Embedded Electronics and CTX Imaging

CTX imaging is an image capture process that integrates the traditional techniques of computed tomography (CT) scanners and X-rays. The system is still in the prototype stage and is far from small (at present, it’s still as big as one whole room), but Dr. Elizabeth Brainerd of Brown University, who heads the project, hopes that it will become commercial by the first decade of the 21st century.

Problems with Previous Technology

The two origin technologies of CTX imaging, CT scanner, and X-ray, each had their own problems regarding capturing images. CT scans produce high-quality images that can be viewed in three dimensions, at the cost of speed; subjects being observed have to stay still for up to an hour. X-rays use a fluoroscopy method, which takes images in quick succession, but at the cost of quality; images produced by x-rays can be pieced together to create a video, but they’re of much lower quality and are limited to two-dimensional views.

New Features of CTX Imaging

CTX imaging is revolutionary because it combines the features of CT scanners and X-rays without compromising either capture speed or image quality. Image capture starts with a traditional X-ray of the subject being observed. The CT scan images will then be used to create a detailed three-dimensional model of the subject’s bone structure. High-speed fluoroscopy, an X-ray technique, is applied from two different angles to capture the subject’s bones in motion. Data from both sets of equipment are then processed by imaging software, which combines them into a fully animated footage of the bones in action, which can be viewed in full 3D. Image capture is fast, while great resolution is also achieved.

3D_CTX imaging

Dr Brainerd hopes that the advances brought about by the CTX imaging technology will help the medical and biological field in studying new fields such as certain aspects of skeletal kinematics.
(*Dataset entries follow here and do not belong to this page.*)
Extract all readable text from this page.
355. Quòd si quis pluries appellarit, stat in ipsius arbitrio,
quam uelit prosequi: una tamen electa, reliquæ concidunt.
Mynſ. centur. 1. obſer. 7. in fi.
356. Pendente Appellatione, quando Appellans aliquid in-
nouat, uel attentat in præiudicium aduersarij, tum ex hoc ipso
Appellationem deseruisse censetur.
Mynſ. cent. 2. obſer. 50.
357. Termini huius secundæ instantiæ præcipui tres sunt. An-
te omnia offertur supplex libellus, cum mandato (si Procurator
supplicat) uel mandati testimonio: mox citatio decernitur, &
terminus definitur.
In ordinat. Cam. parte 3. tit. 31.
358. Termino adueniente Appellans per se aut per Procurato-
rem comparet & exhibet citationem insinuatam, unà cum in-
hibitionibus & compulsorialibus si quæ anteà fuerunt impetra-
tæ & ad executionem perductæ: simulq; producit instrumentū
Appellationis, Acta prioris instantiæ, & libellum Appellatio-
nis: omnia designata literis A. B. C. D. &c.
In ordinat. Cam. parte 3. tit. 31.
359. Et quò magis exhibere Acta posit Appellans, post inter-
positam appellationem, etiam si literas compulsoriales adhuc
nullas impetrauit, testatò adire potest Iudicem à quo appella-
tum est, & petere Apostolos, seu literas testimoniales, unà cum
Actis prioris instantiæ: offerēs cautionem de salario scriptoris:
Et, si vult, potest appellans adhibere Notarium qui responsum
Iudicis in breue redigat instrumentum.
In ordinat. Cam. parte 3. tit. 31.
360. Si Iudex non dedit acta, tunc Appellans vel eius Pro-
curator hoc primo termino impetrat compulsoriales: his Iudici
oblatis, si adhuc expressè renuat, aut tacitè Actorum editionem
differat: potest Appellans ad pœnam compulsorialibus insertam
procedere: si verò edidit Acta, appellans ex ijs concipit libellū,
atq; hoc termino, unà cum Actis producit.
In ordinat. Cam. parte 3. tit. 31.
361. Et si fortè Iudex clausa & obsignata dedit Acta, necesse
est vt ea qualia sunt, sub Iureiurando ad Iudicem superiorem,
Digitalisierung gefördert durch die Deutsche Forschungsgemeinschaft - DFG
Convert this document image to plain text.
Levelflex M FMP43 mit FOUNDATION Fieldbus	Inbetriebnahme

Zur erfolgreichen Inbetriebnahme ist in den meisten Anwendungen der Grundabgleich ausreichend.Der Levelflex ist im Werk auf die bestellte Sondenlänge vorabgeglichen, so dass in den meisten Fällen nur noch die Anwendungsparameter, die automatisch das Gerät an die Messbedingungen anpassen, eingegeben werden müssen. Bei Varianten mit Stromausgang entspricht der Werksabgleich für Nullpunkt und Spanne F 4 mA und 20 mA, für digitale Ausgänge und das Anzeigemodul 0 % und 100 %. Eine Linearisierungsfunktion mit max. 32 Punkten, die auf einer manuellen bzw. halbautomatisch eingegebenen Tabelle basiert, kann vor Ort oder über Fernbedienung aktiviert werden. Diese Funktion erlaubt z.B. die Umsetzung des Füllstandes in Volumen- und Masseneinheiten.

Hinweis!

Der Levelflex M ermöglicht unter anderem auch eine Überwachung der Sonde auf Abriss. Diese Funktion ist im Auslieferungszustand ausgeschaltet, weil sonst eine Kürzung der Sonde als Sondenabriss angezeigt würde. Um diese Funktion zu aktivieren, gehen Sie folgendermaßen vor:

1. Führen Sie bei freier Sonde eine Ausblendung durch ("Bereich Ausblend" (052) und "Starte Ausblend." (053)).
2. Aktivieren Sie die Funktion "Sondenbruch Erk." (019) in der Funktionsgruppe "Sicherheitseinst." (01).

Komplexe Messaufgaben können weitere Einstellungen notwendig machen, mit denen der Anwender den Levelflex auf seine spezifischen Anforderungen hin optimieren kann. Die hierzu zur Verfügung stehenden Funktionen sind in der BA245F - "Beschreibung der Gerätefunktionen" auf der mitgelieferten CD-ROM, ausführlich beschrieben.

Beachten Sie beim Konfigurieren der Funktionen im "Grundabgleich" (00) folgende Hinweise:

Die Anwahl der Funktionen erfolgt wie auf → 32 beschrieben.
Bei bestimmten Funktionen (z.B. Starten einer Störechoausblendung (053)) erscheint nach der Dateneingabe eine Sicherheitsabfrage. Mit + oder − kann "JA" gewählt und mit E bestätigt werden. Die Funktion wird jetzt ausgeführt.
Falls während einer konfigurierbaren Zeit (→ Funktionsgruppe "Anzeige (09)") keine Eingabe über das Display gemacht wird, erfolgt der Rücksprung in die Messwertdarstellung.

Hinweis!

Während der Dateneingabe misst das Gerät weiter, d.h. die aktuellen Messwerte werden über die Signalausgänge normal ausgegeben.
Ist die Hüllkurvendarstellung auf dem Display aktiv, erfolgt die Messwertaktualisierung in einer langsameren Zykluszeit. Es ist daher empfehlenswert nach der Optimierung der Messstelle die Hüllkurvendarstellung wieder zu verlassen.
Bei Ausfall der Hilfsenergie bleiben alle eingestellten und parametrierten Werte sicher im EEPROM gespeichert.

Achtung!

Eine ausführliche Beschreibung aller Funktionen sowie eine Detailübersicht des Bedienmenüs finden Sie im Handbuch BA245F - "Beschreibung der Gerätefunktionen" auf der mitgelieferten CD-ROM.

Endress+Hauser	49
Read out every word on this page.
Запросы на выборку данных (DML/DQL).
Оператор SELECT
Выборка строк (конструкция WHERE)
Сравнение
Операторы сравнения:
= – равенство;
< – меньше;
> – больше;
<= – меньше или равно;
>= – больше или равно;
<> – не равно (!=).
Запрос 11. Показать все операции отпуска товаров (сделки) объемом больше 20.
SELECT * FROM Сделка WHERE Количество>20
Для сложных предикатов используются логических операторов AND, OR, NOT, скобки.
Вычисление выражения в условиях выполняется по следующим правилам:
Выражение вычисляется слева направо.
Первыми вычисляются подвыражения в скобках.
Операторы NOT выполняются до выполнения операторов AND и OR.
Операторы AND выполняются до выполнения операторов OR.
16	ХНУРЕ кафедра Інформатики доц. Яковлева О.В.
Other Applications of CTX Imaging

CTX imaging technology is also widely used in security applications such as in baggage checks at airports. The authorities have found CTX equipment’s ability to capture detailed 3D video of objects in motion to be useful in their line of work.

Security professionals prefer CTX imaging technology because of its speed (a single CTX imaging machine can process more than five hundred bags in one hour). The latest and most advanced CTX technology imaging device is currently in use in airports.